What a far cry from the newly appointed Cabinet of Canada.
I was just studying the composition of the Cabinet appointed by Canada’s new Prime Minister Justin Trudeau who was elected to office in October 2015.

Trudeau’s Minister of Health Dr. Jane Philpott is a medical doctor, a family physician who is also an Associate Professor at the University of Toronto. What a contrast to the loquacious dentist who has been made a cabinet minister to oversee the health of our nation!

Canada’s Minister of Transport is Dr. Marc Garneau – a retired Navy officer, engineer and one of the first Canadian astronauts. What a contrast to our own briefless lawyer who is now the Minister of Transport!

Canada has its Minister of National Defence Mr.Harjit Singh Sajjan, a former Army Lieutenant Colonel and the first Sikh to command a regiment of the Canadian Army. The Minister of Justice is Mrs. Jody Wilson-Raybould, a lawyer who has served as a Crown Prosecutor and is also a descendant of Canada’s first nations indigenous peoples – the people who used to be disparagingly referred to a “red indians’ in American folklore.

The Minister of International Trade is Mrs.
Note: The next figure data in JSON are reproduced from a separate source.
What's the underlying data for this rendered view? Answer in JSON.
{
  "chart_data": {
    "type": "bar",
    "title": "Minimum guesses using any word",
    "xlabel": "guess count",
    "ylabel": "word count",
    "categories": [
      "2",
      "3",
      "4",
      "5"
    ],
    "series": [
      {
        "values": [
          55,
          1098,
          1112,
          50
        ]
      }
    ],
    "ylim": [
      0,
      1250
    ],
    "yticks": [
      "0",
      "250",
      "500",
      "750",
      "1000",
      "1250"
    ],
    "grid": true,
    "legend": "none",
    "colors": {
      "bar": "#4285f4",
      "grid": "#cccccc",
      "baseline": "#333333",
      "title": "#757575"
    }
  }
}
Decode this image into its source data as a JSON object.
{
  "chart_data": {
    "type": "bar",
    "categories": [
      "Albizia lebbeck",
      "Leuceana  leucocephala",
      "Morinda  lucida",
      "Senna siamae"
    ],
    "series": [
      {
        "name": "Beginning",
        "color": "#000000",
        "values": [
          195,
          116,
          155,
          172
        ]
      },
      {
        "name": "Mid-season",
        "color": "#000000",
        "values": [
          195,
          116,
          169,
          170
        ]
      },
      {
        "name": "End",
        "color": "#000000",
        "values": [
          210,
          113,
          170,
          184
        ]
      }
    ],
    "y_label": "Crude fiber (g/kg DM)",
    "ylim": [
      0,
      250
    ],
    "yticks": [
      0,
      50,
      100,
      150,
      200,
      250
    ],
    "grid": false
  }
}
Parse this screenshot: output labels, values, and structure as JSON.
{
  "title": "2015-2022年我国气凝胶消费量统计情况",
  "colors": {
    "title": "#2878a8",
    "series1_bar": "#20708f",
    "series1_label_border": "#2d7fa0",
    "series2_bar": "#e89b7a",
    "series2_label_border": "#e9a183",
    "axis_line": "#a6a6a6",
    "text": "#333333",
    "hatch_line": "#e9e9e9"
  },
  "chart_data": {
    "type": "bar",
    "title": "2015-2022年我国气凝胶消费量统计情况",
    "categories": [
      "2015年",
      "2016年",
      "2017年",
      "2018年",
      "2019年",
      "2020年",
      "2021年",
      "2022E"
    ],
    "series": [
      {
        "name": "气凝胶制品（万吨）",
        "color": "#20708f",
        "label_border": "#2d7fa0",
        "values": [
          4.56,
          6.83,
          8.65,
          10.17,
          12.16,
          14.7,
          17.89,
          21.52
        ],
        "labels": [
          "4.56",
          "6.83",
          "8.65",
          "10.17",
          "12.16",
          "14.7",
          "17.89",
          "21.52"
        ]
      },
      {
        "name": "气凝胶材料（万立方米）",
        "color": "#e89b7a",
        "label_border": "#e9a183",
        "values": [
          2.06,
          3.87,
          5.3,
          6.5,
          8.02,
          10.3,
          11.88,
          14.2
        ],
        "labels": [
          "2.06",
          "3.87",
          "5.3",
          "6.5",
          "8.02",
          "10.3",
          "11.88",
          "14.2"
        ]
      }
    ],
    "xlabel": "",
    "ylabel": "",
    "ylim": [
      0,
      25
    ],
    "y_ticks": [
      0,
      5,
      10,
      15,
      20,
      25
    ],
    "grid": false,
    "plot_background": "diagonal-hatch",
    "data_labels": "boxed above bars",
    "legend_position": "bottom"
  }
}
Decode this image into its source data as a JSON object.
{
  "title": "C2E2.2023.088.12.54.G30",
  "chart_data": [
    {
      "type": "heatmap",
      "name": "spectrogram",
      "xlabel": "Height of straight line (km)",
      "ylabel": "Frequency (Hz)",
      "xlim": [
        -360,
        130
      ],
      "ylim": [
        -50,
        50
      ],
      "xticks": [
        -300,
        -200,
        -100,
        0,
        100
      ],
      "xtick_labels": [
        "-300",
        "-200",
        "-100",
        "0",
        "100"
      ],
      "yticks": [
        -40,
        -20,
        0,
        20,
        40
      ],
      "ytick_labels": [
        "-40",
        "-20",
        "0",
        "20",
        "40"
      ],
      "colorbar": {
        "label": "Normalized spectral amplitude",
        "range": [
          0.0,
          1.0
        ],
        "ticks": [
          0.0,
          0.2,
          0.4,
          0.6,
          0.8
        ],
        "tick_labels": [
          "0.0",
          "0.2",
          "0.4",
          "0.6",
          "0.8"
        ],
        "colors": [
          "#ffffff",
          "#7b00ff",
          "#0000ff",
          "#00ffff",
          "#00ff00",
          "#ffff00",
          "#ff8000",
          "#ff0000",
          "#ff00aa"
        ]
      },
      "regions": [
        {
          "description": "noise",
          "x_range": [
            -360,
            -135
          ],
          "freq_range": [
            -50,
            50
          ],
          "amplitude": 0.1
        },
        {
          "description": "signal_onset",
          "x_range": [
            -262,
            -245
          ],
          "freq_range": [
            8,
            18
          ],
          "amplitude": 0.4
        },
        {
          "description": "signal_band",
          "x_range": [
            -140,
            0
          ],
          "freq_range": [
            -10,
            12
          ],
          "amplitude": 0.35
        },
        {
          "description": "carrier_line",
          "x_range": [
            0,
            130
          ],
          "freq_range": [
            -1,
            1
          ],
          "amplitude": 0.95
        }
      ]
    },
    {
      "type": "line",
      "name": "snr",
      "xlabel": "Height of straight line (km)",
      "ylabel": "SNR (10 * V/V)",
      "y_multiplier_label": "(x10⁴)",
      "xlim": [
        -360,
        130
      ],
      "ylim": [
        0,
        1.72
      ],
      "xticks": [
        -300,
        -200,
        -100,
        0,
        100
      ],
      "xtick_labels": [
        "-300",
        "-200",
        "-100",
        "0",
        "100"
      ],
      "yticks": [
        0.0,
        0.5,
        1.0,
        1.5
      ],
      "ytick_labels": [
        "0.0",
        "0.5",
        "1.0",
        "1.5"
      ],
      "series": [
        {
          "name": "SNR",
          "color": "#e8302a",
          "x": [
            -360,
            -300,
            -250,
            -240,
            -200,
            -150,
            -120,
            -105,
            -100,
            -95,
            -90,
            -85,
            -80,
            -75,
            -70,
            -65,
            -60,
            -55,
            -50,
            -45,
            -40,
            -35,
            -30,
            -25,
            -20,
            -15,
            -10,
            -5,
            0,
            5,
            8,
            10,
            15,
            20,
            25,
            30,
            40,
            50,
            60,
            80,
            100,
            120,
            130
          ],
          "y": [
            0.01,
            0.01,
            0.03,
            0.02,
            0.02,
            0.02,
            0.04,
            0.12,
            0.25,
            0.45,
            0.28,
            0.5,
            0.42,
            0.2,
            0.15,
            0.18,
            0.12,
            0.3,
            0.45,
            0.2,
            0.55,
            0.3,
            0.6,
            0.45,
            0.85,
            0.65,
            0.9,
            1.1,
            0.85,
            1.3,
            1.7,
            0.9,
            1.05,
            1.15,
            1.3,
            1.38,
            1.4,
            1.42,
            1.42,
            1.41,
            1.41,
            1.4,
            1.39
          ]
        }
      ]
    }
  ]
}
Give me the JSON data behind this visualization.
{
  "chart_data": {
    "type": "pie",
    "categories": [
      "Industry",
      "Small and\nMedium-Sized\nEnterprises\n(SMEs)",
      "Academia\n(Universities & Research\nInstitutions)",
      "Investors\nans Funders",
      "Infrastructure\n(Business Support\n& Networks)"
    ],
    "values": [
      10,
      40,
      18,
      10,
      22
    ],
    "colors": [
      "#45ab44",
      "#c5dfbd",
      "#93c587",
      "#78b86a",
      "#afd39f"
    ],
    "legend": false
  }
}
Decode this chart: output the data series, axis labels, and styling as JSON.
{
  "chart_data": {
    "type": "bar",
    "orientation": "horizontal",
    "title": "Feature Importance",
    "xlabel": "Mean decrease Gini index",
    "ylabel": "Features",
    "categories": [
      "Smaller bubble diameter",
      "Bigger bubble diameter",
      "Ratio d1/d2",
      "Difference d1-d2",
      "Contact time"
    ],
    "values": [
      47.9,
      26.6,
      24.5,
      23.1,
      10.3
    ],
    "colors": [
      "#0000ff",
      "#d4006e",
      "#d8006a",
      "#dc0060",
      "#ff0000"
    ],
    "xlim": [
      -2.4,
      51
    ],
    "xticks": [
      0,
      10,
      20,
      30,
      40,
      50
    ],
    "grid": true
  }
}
Chrystia Freeland, a Rhodes Scholar, author and former journalist who speaks Ukrainian, French, Russian and Italian – while Trudeau’s Minister of Foreign Affairs is Stephane Dion, a former academic whose doctorate and postgraduate studies were done in the prestigious Institut d’Études Politiques de Paris in France.
While studying the background and qualifications of Canada’s Cabinet (which numbers just thirty Ministers) I was struck by the fact that all these Ministers were actually elected to parliament by the Canadian voters. These were no “back door” Ministers who had contested the elections, been rejected by the voters – and then been surreptitiously smuggled into parliament and then the cabinet through a farcical national list.

Highly educated and well experienced – these Canadian Ministers evoke the people’s respect and could be expected to work for the benefit of the Canadian people.
How different to our own cabinet, where Ministers are given Ministries as a sop to keep them politically loyal – allowing our cabinet to keep filling up, just like my Aunty Sudharma’s repository of junk.